Similar to the Nuremburg trials, in Bangladesh the first batch of the criminals
presently tried by the Tribunals are the high-ranking leaders and decision
makers of the auxiliary paramilitary and political forces responsible for
conducting crimes against humanity (genocide, rape, arson and robbery etc.) during
the War of Independence (1971).
To realize the practical
implications of this trial let us explore further into the judgments of the
Nuremberg trials. We will primarily review judgments of the trials of Kaltenbrunner, Ernst.Kaltenbrunner was chief of the Security Police, SD, and
head of the RSHA, which meant he was also in charge of the Gestapo, the SD and
the Criminal Police. RSHA, at the time, engaged in widespread crimes against
humanity as well as war crimes, including mistreatment and murder of POWs, and
concentration camp workers, namely Jews, commissars, and others. Under RSHA,
about 6 million Jews were murdered, which established Kaltenbrunner in a
leading role in the ‘final solution’ of the Jewish question. This included the
order to have prisoners of Dachau and other camps liquidated just before camps
would have been liberated by the Allies.
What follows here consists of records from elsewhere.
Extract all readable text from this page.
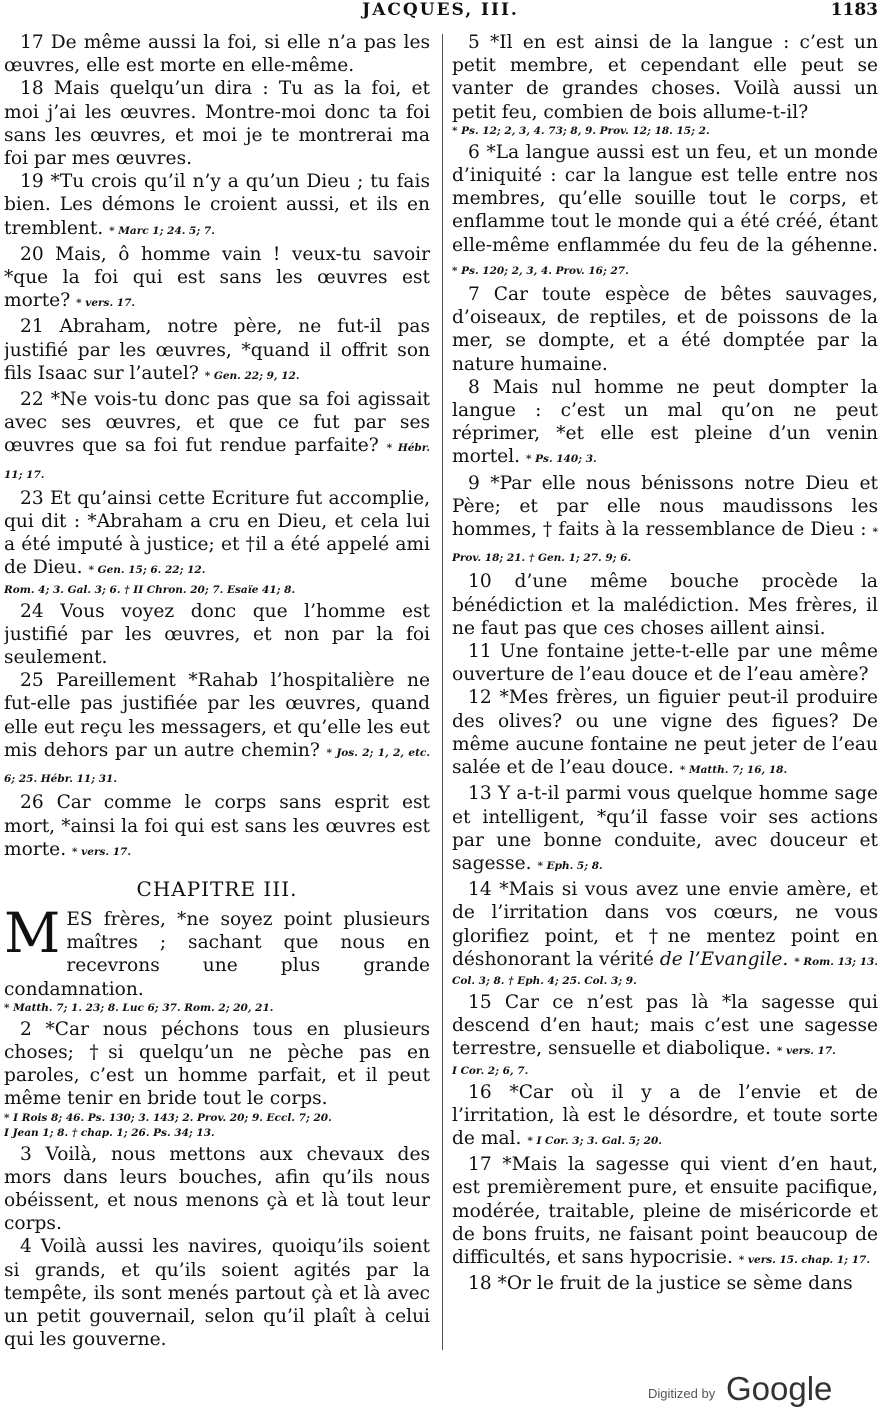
JACQUES, III.	1183

17 De même aussi la foi, si elle n’a pas les œuvres, elle est morte en elle-même.

18 Mais quelqu’un dira : Tu as la foi, et moi j’ai les œuvres. Montre-moi donc ta foi sans les œuvres, et moi je te montrerai ma foi par mes œuvres.

19 *Tu crois qu’il n’y a qu’un Dieu ; tu fais bien. Les démons le croient aussi, et ils en tremblent. * Marc 1; 24. 5; 7.

20 Mais, ô homme vain ! veux-tu savoir *que la foi qui est sans les œuvres est morte? * vers. 17.

21 Abraham, notre père, ne fut-il pas justifié par les œuvres, *quand il offrit son fils Isaac sur l’autel? * Gen. 22; 9, 12.

22 *Ne vois-tu donc pas que sa foi agissait avec ses œuvres, et que ce fut par ses œuvres que sa foi fut rendue parfaite? * Hébr. 11; 17.

23 Et qu’ainsi cette Ecriture fut accomplie, qui dit : *Abraham a cru en Dieu, et cela lui a été imputé à justice; et †il a été appelé ami de Dieu. * Gen. 15; 6. 22; 12.

Rom. 4; 3. Gal. 3; 6. † II Chron. 20; 7. Esaïe 41; 8.

24 Vous voyez donc que l’homme est justifié par les œuvres, et non par la foi seulement.

25 Pareillement *Rahab l’hospitalière ne fut-elle pas justifiée par les œuvres, quand elle eut reçu les messagers, et qu’elle les eut mis dehors par un autre chemin? * Jos. 2; 1, 2, etc. 6; 25. Hébr. 11; 31.

26 Car comme le corps sans esprit est mort, *ainsi la foi qui est sans les œuvres est morte. * vers. 17.

CHAPITRE III.

MES frères, *ne soyez point plusieurs maîtres ; sachant que nous en recevrons une plus grande condamnation.

* Matth. 7; 1. 23; 8. Luc 6; 37. Rom. 2; 20, 21.

2 *Car nous péchons tous en plusieurs choses; †si quelqu’un ne pèche pas en paroles, c’est un homme parfait, et il peut même tenir en bride tout le corps.

* I Rois 8; 46. Ps. 130; 3. 143; 2. Prov. 20; 9. Eccl. 7; 20.

I Jean 1; 8. † chap. 1; 26. Ps. 34; 13.

3 Voilà, nous mettons aux chevaux des mors dans leurs bouches, afin qu’ils nous obéissent, et nous menons çà et là tout leur corps.

4 Voilà aussi les navires, quoiqu’ils soient si grands, et qu’ils soient agités par la tempête, ils sont menés partout çà et là avec un petit gouvernail, selon qu’il plaît à celui qui les gouverne.

5 *Il en est ainsi de la langue : c’est un petit membre, et cependant elle peut se vanter de grandes choses. Voilà aussi un petit feu, combien de bois allume-t-il?

* Ps. 12; 2, 3, 4. 73; 8, 9. Prov. 12; 18. 15; 2.

6 *La langue aussi est un feu, et un monde d’iniquité : car la langue est telle entre nos membres, qu’elle souille tout le corps, et enflamme tout le monde qui a été créé, étant elle-même enflammée du feu de la géhenne. * Ps. 120; 2, 3, 4. Prov. 16; 27.

7 Car toute espèce de bêtes sauvages, d’oiseaux, de reptiles, et de poissons de la mer, se dompte, et a été domptée par la nature humaine.

8 Mais nul homme ne peut dompter la langue : c’est un mal qu’on ne peut réprimer, *et elle est pleine d’un venin mortel. * Ps. 140; 3.

9 *Par elle nous bénissons notre Dieu et Père; et par elle nous maudissons les hommes, † faits à la ressemblance de Dieu : * Prov. 18; 21. † Gen. 1; 27. 9; 6.

10 d’une même bouche procède la bénédiction et la malédiction. Mes frères, il ne faut pas que ces choses aillent ainsi.

11 Une fontaine jette-t-elle par une même ouverture de l’eau douce et de l’eau amère?

12 *Mes frères, un figuier peut-il produire des olives? ou une vigne des figues? De même aucune fontaine ne peut jeter de l’eau salée et de l’eau douce. * Matth. 7; 16, 18.

13 Y a-t-il parmi vous quelque homme sage et intelligent, *qu’il fasse voir ses actions par une bonne conduite, avec douceur et sagesse. * Eph. 5; 8.

14 *Mais si vous avez une envie amère, et de l’irritation dans vos cœurs, ne vous glorifiez point, et †ne mentez point en déshonorant la vérité de l’Evangile. * Rom. 13; 13.

Col. 3; 8. † Eph. 4; 25. Col. 3; 9.

15 Car ce n’est pas là *la sagesse qui descend d’en haut; mais c’est une sagesse terrestre, sensuelle et diabolique. * vers. 17.

I Cor. 2; 6, 7.

16 *Car où il y a de l’envie et de l’irritation, là est le désordre, et toute sorte de mal. * I Cor. 3; 3. Gal. 5; 20.

17 *Mais la sagesse qui vient d’en haut, est premièrement pure, et ensuite pacifique, modérée, traitable, pleine de miséricorde et de bons fruits, ne faisant point beaucoup de difficultés, et sans hypocrisie. * vers. 15. chap. 1; 17.

18 *Or le fruit de la justice se sème dans

Digitized by Google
The
verdict reads “guilty on counts 3 & 4” and the sentence was “death by
hanging”.
We have taken the above case to demonstrate
that, on the ground of being guilty of committing crimes against humanity, the
international legal standards do have precedence of setting and making judgment
of “death by hanging” as the highest level of punishment.
It is also relevant to look into the roles
of some of the nations in relation to the Nuremberg trials as the same nations
are opposing the process of trail in Bangladesh under the present tribunal on
crimes against humanity during 1971. As for example, the British government opposed the establishment of
the Nuremberg war crimes tribunals at the end of the Second World War because
it wanted selected Nazi leaders to be summarily executed and others to be
imprisoned without trial, according to a contemporary account that is
declassified.
Interestingly,
a visiting British minister recently chose to forget that her own nation wanted
to hang some of the Nazi leaders without proper trial and sentence others to
imprisonment without any form of trial!! This is alarming as it reveals that the
present debate raised by one of the most vocal international actorsis carried
out to make the Bangladesh’s Tribunal controversy- not on legal or moral
grounds but purely on political grounds.
Another contradictory position regarding
Bangladesh’s Tribunal is displayed by the Amnesty International. Regarding
acquittal of some of the defendants in Kosovo-trial, the organization has taken
a strong position to ensure punishment. The acquittal of three high-ranking members of the
Kosovo Liberation Army (KLA) by the International Criminal Tribunal for the
former Yugoslavia (ICTY) after a retrial on war crimes charges has prompted
Amnesty International to reiterate its call for justice for all of the victims
in the 1998-9 Kosovo war, and their relatives. Interestingly,
the Shahbag uprising of people is similarly raising the question over the judgment
of life imprisonment of Kader Mollah (a key decision maker of 1971 genocide)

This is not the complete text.